Znowu trzeba wyładować frustracje i agresje na bachory "żebrzące o cukierki" i ludzi umilających sobie szare życie.
Znowu coś nie pasuje, nie podoba, nie odpowiada, obraża i złości...
Powiedzmy sobie szczerze Hallowen ma tyle wspólnego z tradycją celtycką co pocieszny gruby pan w czerwonym kubraczku ze św Mikołajem.
Halloween jest głupie. O.
Dziady? To sobie można przeczytać.
A te chrześcijańskie odpowiedniki, to w ogóle, nagle się ludzie budzą i na cmentarz rzucają...
Nie przeszkadza mi Halloween.
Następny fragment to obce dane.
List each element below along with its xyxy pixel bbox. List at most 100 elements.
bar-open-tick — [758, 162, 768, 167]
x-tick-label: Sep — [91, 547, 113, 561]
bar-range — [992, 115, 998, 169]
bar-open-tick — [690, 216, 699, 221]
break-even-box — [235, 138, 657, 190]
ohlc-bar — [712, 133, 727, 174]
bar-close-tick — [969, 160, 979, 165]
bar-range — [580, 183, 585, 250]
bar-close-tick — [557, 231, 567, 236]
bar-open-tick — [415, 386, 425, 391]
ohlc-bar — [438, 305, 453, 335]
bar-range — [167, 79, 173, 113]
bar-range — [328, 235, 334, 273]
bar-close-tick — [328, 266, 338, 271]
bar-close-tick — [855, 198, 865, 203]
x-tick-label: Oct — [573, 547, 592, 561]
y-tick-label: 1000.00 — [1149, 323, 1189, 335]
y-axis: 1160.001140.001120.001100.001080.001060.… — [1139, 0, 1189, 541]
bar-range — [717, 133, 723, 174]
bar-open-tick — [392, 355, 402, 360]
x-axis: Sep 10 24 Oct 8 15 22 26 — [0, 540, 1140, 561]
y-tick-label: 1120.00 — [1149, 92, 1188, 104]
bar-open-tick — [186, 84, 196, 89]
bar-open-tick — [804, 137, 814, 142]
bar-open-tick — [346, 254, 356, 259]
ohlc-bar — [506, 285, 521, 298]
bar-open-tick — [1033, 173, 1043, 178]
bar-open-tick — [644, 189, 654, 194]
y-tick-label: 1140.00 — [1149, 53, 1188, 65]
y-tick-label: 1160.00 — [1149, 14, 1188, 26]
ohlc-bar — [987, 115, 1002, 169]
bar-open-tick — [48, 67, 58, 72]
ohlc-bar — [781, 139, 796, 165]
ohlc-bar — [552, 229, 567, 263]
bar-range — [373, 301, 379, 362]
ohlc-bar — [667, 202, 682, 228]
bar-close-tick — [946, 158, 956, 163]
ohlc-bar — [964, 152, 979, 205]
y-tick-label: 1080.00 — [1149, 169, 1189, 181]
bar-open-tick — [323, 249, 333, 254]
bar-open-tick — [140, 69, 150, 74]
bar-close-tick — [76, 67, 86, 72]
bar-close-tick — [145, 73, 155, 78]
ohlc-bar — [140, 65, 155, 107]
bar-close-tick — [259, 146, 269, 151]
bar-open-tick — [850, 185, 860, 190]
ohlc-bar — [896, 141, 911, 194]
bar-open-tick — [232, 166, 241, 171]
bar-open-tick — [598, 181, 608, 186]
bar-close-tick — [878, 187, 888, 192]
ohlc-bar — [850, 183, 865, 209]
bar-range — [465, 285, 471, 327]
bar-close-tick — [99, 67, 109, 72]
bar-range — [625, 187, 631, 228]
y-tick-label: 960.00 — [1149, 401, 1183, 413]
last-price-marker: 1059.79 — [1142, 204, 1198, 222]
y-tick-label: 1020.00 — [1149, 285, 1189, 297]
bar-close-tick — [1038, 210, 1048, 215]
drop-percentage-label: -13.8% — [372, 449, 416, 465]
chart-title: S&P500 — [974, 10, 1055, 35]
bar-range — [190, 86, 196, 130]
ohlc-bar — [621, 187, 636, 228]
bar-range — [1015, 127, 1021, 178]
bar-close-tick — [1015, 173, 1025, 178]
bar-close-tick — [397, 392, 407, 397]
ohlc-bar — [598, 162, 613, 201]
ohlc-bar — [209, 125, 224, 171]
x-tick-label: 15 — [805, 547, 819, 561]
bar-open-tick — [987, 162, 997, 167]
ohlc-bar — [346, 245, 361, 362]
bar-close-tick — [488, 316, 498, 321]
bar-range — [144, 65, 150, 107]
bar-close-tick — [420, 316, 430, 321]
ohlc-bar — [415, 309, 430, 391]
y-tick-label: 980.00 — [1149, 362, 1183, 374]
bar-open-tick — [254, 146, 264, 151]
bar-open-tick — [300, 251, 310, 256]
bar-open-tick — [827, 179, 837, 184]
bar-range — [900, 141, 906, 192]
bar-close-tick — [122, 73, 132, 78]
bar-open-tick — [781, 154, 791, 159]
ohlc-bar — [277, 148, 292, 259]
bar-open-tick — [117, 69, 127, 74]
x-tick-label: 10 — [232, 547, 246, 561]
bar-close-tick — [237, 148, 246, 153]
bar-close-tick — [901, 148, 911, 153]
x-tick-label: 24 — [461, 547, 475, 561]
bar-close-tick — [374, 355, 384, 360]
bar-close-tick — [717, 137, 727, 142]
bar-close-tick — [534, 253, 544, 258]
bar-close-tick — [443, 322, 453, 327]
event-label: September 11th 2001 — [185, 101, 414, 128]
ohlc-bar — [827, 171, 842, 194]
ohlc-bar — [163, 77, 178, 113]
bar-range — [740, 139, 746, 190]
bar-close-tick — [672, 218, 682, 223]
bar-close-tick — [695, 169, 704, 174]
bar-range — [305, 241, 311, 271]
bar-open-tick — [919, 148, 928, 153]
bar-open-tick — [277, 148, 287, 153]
Nie mam nic do imprez organizowanych z tej okazji czy "cukierek albo psikus", a nawet mi się te atrakcje podobają.
halloween jest zajebiste, jedyny okres w roku kiedy jemy placki dyniowe i robimy lampiony z dyni :) dynia rox
Takie to swieto jak sylwester. U mnie w zeszlym roku lazili. Fajna zabawa, klimacik, dzieciaki maja fun, co w tym zlego?
I jak mowie, ja tego nie traktuje jak jakies swieto (bo nim nie jest).